Labour MSP Richard Simpson introduced the snappily-titled Alcohol (Licensing, Public Health and Criminal Justice) (Scotland) Bill on April 1.
The Bill proposes a number of measures, including introducing Drinking Banning Orders (the so-called ‘alcohol ASBOs’); and increasing the neighbour notification ‘zone’ for new licence and major variation applications from four metres to 50m as well as doubling the length of time a site notice must be displayed to 42 days.
It is not, however, the content of the Bill that has angered the trade most; rather proposals that do not feature, such as measures to address overprovision and redress the balance between the on and off-trades.
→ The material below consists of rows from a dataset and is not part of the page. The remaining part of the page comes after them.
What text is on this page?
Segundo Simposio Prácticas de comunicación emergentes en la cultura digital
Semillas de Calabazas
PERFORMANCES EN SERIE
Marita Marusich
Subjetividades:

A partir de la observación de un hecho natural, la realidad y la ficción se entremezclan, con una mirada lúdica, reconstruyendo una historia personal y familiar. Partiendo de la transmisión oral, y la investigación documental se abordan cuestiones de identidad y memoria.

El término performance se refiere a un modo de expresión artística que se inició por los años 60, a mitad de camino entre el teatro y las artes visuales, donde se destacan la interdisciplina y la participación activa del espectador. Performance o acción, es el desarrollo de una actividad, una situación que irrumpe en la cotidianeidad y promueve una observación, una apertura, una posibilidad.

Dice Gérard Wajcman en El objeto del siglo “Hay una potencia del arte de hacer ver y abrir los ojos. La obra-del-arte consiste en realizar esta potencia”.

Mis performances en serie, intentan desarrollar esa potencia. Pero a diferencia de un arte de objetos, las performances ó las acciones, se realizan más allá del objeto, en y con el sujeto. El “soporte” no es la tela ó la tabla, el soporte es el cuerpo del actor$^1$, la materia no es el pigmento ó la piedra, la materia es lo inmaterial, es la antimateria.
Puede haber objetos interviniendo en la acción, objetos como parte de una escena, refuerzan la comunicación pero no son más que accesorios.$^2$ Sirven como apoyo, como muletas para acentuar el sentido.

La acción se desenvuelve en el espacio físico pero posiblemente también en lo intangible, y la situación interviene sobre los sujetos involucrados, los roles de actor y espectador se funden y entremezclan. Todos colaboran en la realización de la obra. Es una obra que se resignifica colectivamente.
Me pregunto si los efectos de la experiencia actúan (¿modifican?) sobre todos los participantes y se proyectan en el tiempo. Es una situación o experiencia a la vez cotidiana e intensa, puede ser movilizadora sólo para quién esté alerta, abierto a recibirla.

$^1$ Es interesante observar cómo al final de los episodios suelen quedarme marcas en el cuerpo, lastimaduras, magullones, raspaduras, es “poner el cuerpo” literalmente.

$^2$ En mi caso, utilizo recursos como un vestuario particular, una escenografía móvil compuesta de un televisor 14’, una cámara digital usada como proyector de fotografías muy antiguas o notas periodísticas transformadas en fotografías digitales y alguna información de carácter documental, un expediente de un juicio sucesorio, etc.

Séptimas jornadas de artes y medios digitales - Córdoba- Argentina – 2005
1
Proposals – included or omitted – aside, the Bill’s very existence surprised me most. I remember attending Alcohol Focus Scotland’s National Licensing Conference in Aviemore back in 2008 – during the transition to the 2005 licensing Act – and listening as then justice secretary Kenny MacAskill said the switch to the new regime was progressing smoothly but admitted “some parts need a good clout with a heavy hammer”.
Looking back, it seems that blowing it to smithereens and starting from scratch might have been a better option.
If this latest Bill is passed it will be the sixth piece of legislation to be rubber stamped in six years; and that, in my view, seems bordering on the ridiculous.